Social Ineptness Reaches New Highs In “Cyrus”…And It’s Completely Hilarious For It
John C. Reilly’s career has been a bit of strange ride. He’s been an indie movie favorite for quite some time, but he didn’t hit the mainstream until the silliness of “Talledega Nights” and then even more so in the wretched “Step Brothers”. Well, it’s wretched other than “Boats & Hoes” and that whole “pow” scene. Reilly gets back to what he’s best at in “Cyrus”, but really gets blown out of the water by the twisted, subtle, brilliant performance by Jonah Hill.
That’s right. John C. Reilly gets crushed by Jonah Hill. Don’t get me wrong, Reilly’s great as the depressing divorced loser John. You know you are in for an awkward ride as we are introduced to John while being interrupted by his ex-wife Jamie (the always underutilized Catherine Keener) during an extremely personal moment involving a laptop, headphones, and the Internet.
Jamie invites John to a party, which treats us to more socially inept behavior from John. That is, until he meets Molly (Marisa Tomei) who, for reasons that I still don’t know, finds John to be interesting. Thankfully, Reilly and Tomei are so likable, you quickly forgive the fact that she is completely out of his league.
Or is she? It turns out, Molly has a 21-year old son living with her. That would be Jonah Hill’s Cyrus, a prog rock loving man-child of epic proportions. Poor naive John falls for the sweet, smiling Cyrus immediately, even though everyone in the audience knows this entire situation is going to fall apart around us. Sure, John finds it very odd that Cyrus calls his mom Molly and they are fine with sharing a bathroom while Molly showers, but he is willing to overlook it due to loneliness and the fact that Molly is perfect for him.
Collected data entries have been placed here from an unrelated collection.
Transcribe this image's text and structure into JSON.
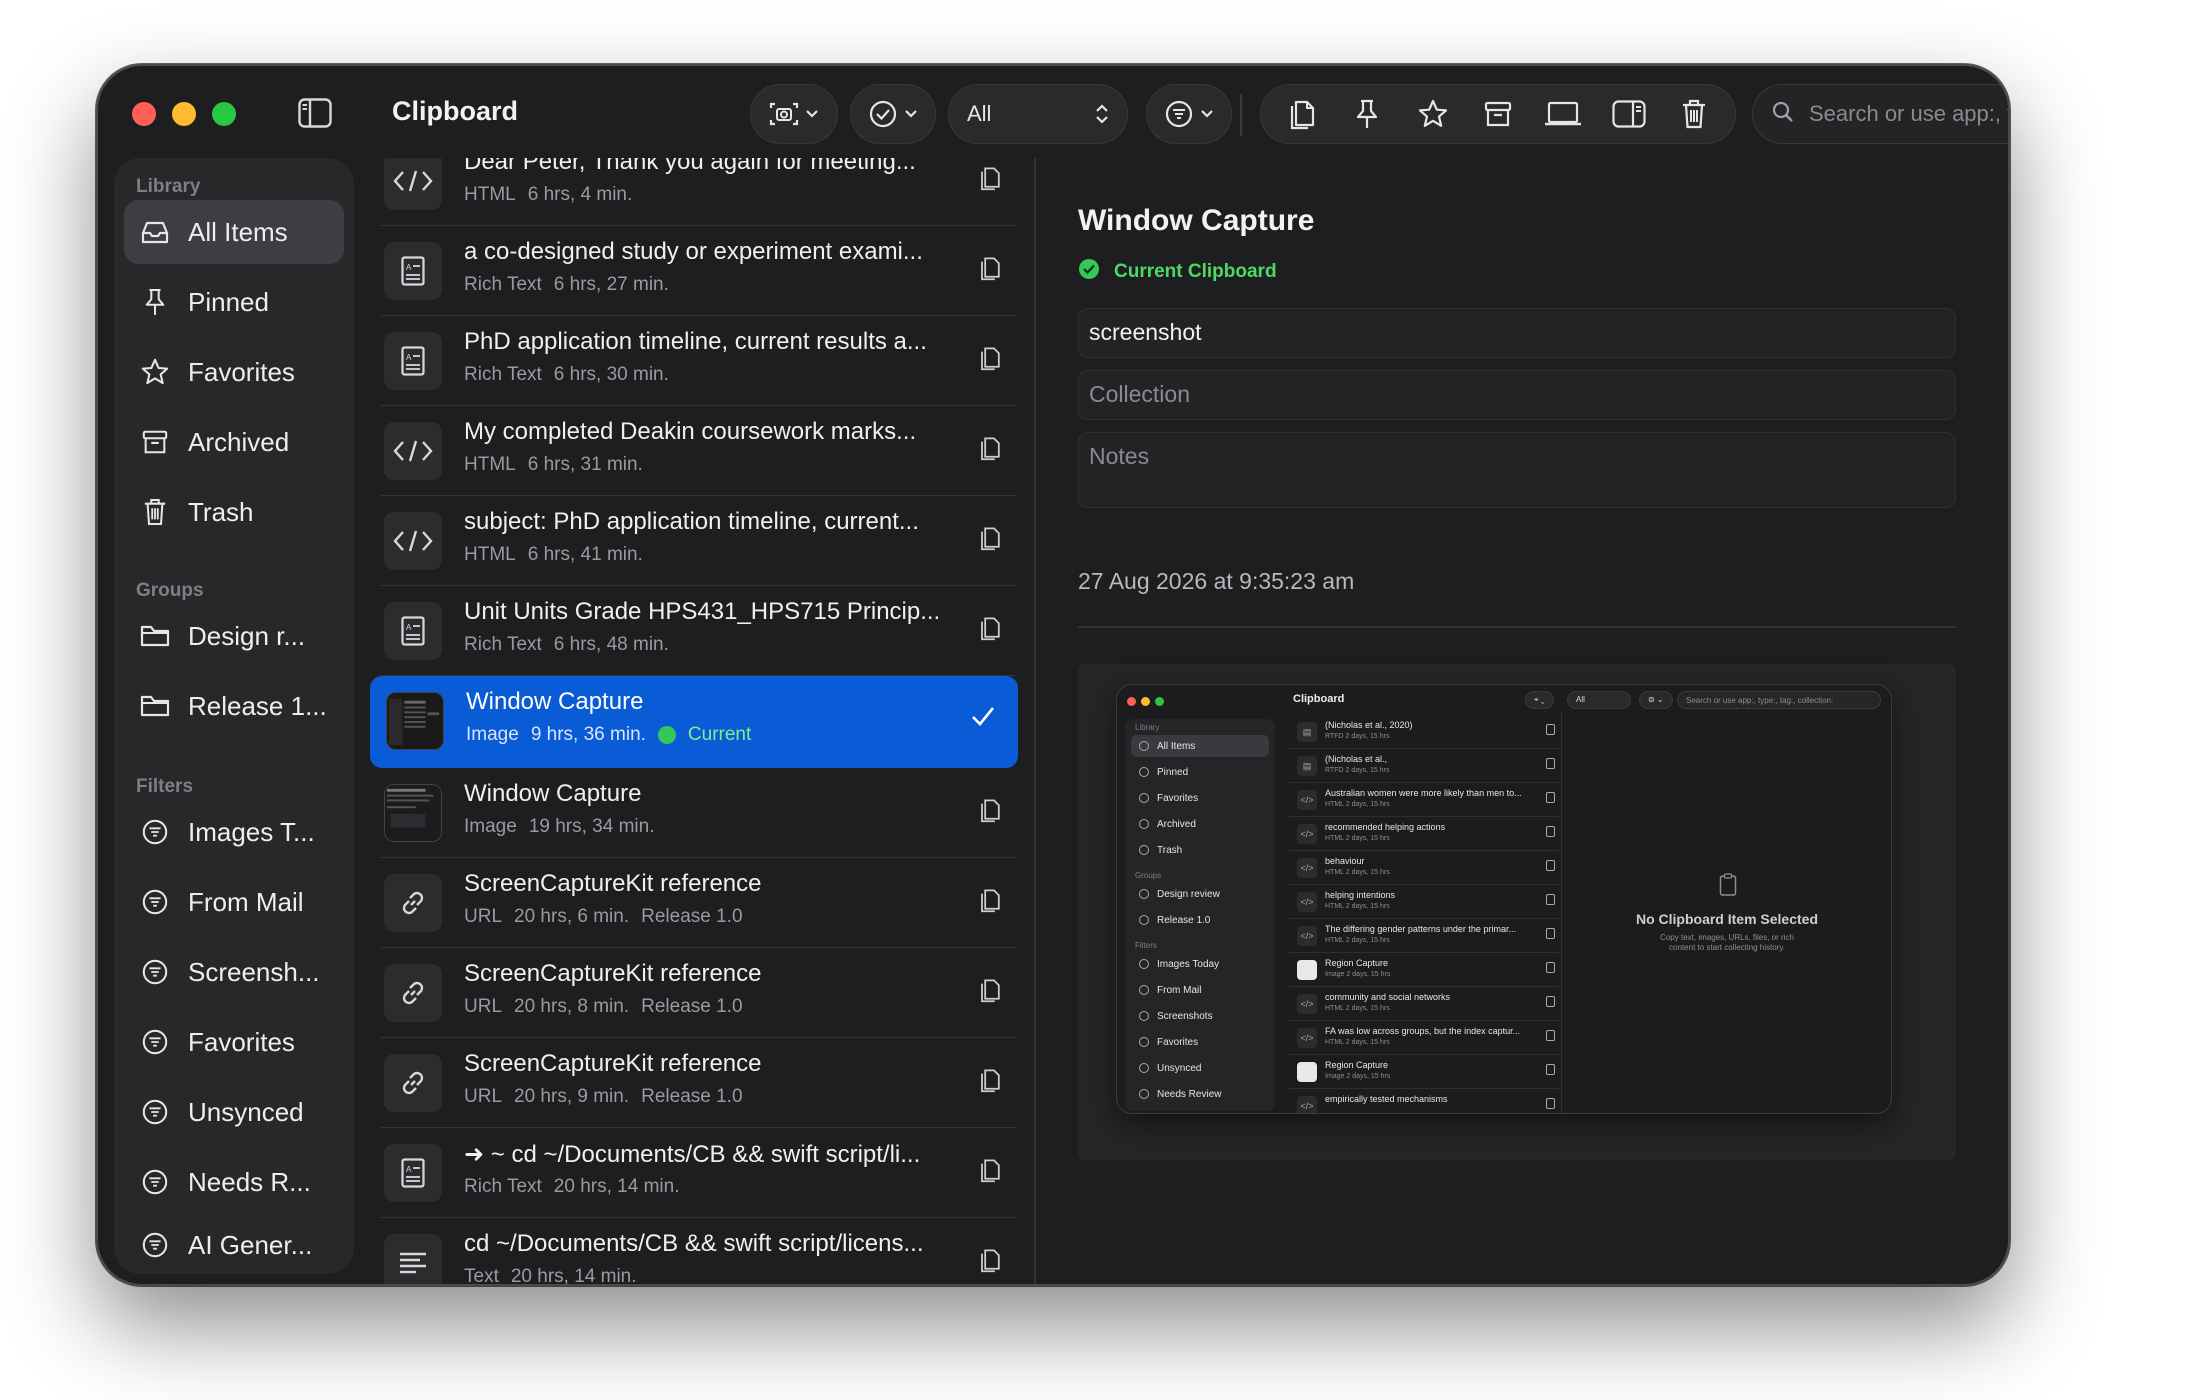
{
  "window": {
    "title": "Clipboard",
    "filter_value": "All",
    "search_placeholder": "Search or use app:, ty"
  },
  "sidebar": {
    "library_label": "Library",
    "library": [
      {
        "label": "All Items",
        "icon": "tray-icon",
        "selected": true
      },
      {
        "label": "Pinned",
        "icon": "pin-icon"
      },
      {
        "label": "Favorites",
        "icon": "star-icon"
      },
      {
        "label": "Archived",
        "icon": "archive-box-icon"
      },
      {
        "label": "Trash",
        "icon": "trash-icon"
      }
    ],
    "groups_label": "Groups",
    "groups": [
      {
        "label": "Design r...",
        "icon": "folder-icon"
      },
      {
        "label": "Release 1...",
        "icon": "folder-icon"
      }
    ],
    "filters_label": "Filters",
    "filters": [
      {
        "label": "Images T...",
        "icon": "filter-circle-icon"
      },
      {
        "label": "From Mail",
        "icon": "filter-circle-icon"
      },
      {
        "label": "Screensh...",
        "icon": "filter-circle-icon"
      },
      {
        "label": "Favorites",
        "icon": "filter-circle-icon"
      },
      {
        "label": "Unsynced",
        "icon": "filter-circle-icon"
      },
      {
        "label": "Needs R...",
        "icon": "filter-circle-icon"
      },
      {
        "label": "AI Gener...",
        "icon": "filter-circle-icon"
      }
    ]
  },
  "list": [
    {
      "title": "Dear Peter, Thank you again for meeting...",
      "type": "HTML",
      "age": "6 hrs, 4 min.",
      "icon": "code-icon"
    },
    {
      "title": "a co-designed study or experiment exami...",
      "type": "Rich Text",
      "age": "6 hrs, 27 min.",
      "icon": "rich-text-doc-icon"
    },
    {
      "title": "PhD application timeline, current results a...",
      "type": "Rich Text",
      "age": "6 hrs, 30 min.",
      "icon": "rich-text-doc-icon"
    },
    {
      "title": "My completed Deakin coursework marks...",
      "type": "HTML",
      "age": "6 hrs, 31 min.",
      "icon": "code-icon"
    },
    {
      "title": "subject: PhD application timeline, current...",
      "type": "HTML",
      "age": "6 hrs, 41 min.",
      "icon": "code-icon"
    },
    {
      "title": "Unit Units Grade HPS431_HPS715 Princip...",
      "type": "Rich Text",
      "age": "6 hrs, 48 min.",
      "icon": "rich-text-doc-icon"
    },
    {
      "title": "Window Capture",
      "type": "Image",
      "age": "9 hrs, 36 min.",
      "icon": "image-thumbnail",
      "selected": true,
      "status": "Current"
    },
    {
      "title": "Window Capture",
      "type": "Image",
      "age": "19 hrs, 34 min.",
      "icon": "image-thumbnail"
    },
    {
      "title": "ScreenCaptureKit reference",
      "type": "URL",
      "age": "20 hrs, 6 min.",
      "group": "Release 1.0",
      "icon": "link-icon"
    },
    {
      "title": "ScreenCaptureKit reference",
      "type": "URL",
      "age": "20 hrs, 8 min.",
      "group": "Release 1.0",
      "icon": "link-icon"
    },
    {
      "title": "ScreenCaptureKit reference",
      "type": "URL",
      "age": "20 hrs, 9 min.",
      "group": "Release 1.0",
      "icon": "link-icon"
    },
    {
      "title": "➜ ~ cd ~/Documents/CB && swift script/li...",
      "type": "Rich Text",
      "age": "20 hrs, 14 min.",
      "icon": "rich-text-doc-icon"
    },
    {
      "title": "cd ~/Documents/CB && swift script/licens...",
      "type": "Text",
      "age": "20 hrs, 14 min.",
      "icon": "text-lines-icon"
    }
  ],
  "detail": {
    "title": "Window Capture",
    "status": "Current Clipboard",
    "tag_value": "screenshot",
    "collection_placeholder": "Collection",
    "notes_placeholder": "Notes",
    "date": "27 Aug 2026 at 9:35:23 am"
  },
  "preview": {
    "title": "Clipboard",
    "filter": "All",
    "search": "Search or use app:, type:, tag:, collection:",
    "library_label": "Library",
    "library": [
      "All Items",
      "Pinned",
      "Favorites",
      "Archived",
      "Trash"
    ],
    "groups_label": "Groups",
    "groups": [
      "Design review",
      "Release 1.0"
    ],
    "filters_label": "Filters",
    "filters": [
      "Images Today",
      "From Mail",
      "Screenshots",
      "Favorites",
      "Unsynced",
      "Needs Review"
    ],
    "rows": [
      {
        "title": "(Nicholas et al., 2020)",
        "meta": "RTFD  2 days, 15 hrs",
        "icon": "doc"
      },
      {
        "title": "(Nicholas et al.,",
        "meta": "RTFD  2 days, 15 hrs",
        "icon": "doc"
      },
      {
        "title": "Australian women were more likely than men to...",
        "meta": "HTML  2 days, 15 hrs",
        "icon": "code"
      },
      {
        "title": "recommended helping actions",
        "meta": "HTML  2 days, 15 hrs",
        "icon": "code"
      },
      {
        "title": "behaviour",
        "meta": "HTML  2 days, 15 hrs",
        "icon": "code"
      },
      {
        "title": "helping intentions",
        "meta": "HTML  2 days, 15 hrs",
        "icon": "code"
      },
      {
        "title": "The differing gender patterns under the primar...",
        "meta": "HTML  2 days, 15 hrs",
        "icon": "code"
      },
      {
        "title": "Region Capture",
        "meta": "Image  2 days, 15 hrs",
        "icon": "image"
      },
      {
        "title": "community and social networks",
        "meta": "HTML  2 days, 15 hrs",
        "icon": "code"
      },
      {
        "title": "FA was low across groups, but the index captur...",
        "meta": "HTML  2 days, 15 hrs",
        "icon": "code"
      },
      {
        "title": "Region Capture",
        "meta": "Image  2 days, 15 hrs",
        "icon": "image"
      },
      {
        "title": "empirically tested mechanisms",
        "meta": "",
        "icon": "code"
      }
    ],
    "empty_title": "No Clipboard Item Selected",
    "empty_sub": "Copy text, images, URLs, files, or rich content to start collecting history."
  },
  "colors": {
    "accent": "#0a5bd6",
    "current_green": "#34c759",
    "window_bg": "#1e1e20",
    "sidebar_bg": "#28282b"
  }
}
Of course, the truth is eventually revealed to John as he and Cyrus embark on a few cringe-inducing conversations and mind games. In a typical Hollywood movie, it would get way over the top and ridiculous. They would have some insulting car chase a la “Meet The Parents”. However, “Cyrus” never reaches any of those moments. It’s firmly grounded in reality, so much so that Cyrus has moments of clarity as he realizes how bats*** crazy he may be.
Again, while Reilly and Tomei are great here, it’s really Jonah Hill who shines. He quietly crazies John to death, with strange stares and an endearing, childlike smile. He never seems to even blink. Cyrus is just a bump from reaching Hannibal Lecter-ish levels of crazy and Hill does it without once going overboard. It’s a completely restrained insane performance from an actor that completely understood the material he had and smokes it out of the park.
As a connoisseur of the dark comedy, “Cyrus” is a hit. If you are interested in PG-13 comedic relationship folly, this one isn’t for you. It doesn’t hit you over the head, nothing catches on fire, and nobody is quirky for quirky’s sake. “Cyrus” is simply 90 minutes of what seems like an actual relationship between a man, a woman, and her dependent 21-year old son…that happens to own seven synthesizers.